|
Yogya-mu
LEMBAGA-LEMBAGA
KEBUDAYAAN DI YOGYAKARTA
Kata
orang, Yogyakarta adalah kota budaya. Kalau memang demikian sebutan
yang ditempelkan, setidaknya perlu dilihat kegiatan kebudayaan yang
berlangsung di Yogyakarta dalam ritme seperti apa. Dari segi kuantitas,
di Yogyakarta dalam setiap hari selalu ada beragam kegiatan yang
menyangkut kebudayaan, baik berupa pertunjukan kesenian, pameran
lukisan, seminar-seminar dan seterusnya. Bahkan, dalam setiap hari
bisa ada dua-tiga jenis kegiatan yang sama, misalya seminar atau
diskusi, atau juga pertunjukan kesenian.
Dari
kegiatan-kegiatan yang dilakukan, artinya di Yogyakarta ada banyak
lembaga kebudayaan, baik milik pemerintah maupun swasta. Baik yang
sudah besar maupun yang masih kecil -sedang belajar berjalan--.

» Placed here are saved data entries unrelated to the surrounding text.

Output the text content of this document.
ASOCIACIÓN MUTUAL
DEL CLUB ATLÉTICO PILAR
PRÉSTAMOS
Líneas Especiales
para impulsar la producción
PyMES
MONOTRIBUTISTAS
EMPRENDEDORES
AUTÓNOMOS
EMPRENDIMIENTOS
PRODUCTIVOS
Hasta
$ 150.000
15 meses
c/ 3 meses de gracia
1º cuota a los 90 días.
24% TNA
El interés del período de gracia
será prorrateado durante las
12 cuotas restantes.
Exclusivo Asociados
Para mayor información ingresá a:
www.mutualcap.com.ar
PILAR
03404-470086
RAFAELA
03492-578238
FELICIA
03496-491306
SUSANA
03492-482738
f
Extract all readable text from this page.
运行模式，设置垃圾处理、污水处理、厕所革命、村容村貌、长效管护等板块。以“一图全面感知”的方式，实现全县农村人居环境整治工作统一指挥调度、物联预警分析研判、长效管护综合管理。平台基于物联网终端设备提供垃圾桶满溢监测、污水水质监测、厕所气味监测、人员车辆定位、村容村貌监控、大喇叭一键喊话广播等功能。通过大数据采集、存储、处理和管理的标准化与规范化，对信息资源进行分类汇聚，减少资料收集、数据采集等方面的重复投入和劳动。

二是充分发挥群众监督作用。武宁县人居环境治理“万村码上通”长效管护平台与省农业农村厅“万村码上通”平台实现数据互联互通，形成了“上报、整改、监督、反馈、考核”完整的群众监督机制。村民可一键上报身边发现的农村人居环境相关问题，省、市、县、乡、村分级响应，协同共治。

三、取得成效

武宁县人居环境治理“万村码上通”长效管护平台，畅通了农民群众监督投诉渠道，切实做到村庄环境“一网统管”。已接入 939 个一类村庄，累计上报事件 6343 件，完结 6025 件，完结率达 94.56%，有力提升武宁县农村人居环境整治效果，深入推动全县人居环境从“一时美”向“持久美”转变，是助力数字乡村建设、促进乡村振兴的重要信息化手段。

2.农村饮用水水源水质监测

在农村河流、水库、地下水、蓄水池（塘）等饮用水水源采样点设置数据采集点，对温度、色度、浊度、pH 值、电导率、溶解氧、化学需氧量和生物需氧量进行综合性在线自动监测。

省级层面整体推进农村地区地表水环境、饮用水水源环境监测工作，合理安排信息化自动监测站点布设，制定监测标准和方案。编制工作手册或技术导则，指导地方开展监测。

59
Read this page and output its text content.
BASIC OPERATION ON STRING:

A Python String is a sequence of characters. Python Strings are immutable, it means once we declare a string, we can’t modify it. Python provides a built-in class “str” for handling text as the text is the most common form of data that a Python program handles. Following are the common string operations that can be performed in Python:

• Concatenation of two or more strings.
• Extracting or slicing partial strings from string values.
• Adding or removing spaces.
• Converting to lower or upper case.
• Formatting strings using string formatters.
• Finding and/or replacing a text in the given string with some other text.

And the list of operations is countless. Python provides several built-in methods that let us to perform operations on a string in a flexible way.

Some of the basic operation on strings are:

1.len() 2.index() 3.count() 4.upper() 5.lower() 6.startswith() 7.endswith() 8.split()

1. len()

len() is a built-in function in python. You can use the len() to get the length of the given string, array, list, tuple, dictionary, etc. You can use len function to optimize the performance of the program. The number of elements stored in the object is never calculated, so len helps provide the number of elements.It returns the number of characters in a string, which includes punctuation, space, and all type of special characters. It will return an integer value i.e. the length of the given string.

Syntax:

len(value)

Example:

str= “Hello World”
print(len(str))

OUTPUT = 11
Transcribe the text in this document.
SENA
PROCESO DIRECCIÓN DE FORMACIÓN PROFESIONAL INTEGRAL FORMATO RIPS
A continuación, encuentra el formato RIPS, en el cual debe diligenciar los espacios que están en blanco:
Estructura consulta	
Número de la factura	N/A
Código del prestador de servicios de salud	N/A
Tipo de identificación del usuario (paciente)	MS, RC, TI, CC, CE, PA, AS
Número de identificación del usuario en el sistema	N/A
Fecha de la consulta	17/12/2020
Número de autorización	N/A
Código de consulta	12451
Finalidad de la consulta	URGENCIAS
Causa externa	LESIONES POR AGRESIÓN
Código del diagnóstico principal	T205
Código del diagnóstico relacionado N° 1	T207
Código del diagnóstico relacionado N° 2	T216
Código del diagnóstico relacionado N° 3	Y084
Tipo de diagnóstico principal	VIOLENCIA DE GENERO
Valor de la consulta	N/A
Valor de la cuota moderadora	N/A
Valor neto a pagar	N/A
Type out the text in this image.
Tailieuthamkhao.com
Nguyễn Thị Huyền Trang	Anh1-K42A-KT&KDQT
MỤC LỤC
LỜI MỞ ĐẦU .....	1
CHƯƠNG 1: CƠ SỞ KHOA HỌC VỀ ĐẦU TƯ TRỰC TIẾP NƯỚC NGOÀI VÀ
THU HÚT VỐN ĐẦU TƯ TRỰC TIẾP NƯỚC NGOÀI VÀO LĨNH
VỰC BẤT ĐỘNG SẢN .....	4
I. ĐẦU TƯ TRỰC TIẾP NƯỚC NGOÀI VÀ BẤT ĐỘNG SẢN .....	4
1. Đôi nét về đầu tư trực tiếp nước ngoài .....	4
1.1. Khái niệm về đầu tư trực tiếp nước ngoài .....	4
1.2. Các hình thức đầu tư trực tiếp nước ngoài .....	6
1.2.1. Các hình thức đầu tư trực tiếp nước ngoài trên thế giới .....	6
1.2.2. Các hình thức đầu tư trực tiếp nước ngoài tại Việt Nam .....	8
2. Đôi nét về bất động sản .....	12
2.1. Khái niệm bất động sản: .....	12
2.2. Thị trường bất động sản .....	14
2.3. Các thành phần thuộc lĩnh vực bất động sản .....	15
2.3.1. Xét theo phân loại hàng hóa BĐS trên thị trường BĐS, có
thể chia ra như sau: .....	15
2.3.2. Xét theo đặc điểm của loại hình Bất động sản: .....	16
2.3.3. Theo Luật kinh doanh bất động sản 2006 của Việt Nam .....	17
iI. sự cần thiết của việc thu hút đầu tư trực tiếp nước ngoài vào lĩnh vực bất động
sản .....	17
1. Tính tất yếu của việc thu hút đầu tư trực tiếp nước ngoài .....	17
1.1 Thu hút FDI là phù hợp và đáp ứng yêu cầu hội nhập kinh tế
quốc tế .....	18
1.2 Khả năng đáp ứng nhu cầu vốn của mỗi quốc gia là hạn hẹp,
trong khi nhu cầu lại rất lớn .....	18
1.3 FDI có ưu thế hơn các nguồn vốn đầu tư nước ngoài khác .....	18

Dari sejumlah lembaga kebudayaan, ada yang saling beirteraksi dan
bekerjasama. Hampir jarang lembaga kebudayaan yang bekerja sendirian
tanpa melibatkan lembaga-lembaga lain maupun masyarakat. Tentu,
bentuk interaksinya setiap lembaga kebudayaan berbeda, sesuai dengan
interes masing-masing lembaga.
Pada
tingkat kelembagaan, ada jenis lembaga yang mengkhususkan diri dalam
satu bidang kebudayaan, misalnya seni rupa kotemporer. Ada juga
yang memfokuskan pada penelitian, tapi ada juga yang "membuka
diri" bahwa jenis kesenian apapunpun - setelah melalui seleksi-
bisa dihadirkan.
Lembaga-lembaga
kebudayaan yang anda lihat melalui foto ini hanya sedikit dari jumlah
yang ada. Artinya, di Yogyakarta ada banyak lembaga kebudayaan yang
mengambil tempat di kota maupun di sudut-sudut kota. Ada jenis lembaga
yang secara rutin menyelenggarakan kegiatan dalam bermacam bentuk.
Ada yang hanya secara insidental. Apapun yang dilakukan lembaga
kebudayaan baik yang rutin maupun yang insidental, yang pasti setiap
lembaga memberikan kontribusi pada atmosfir kebudyaaan di Yogyakarta,
dan tidak harus dimengerti atau dibaca sebagai mengukuhkan predikat
kota budaya, tetapi lebih menghidupkan setiap kegiatan kebudayaan.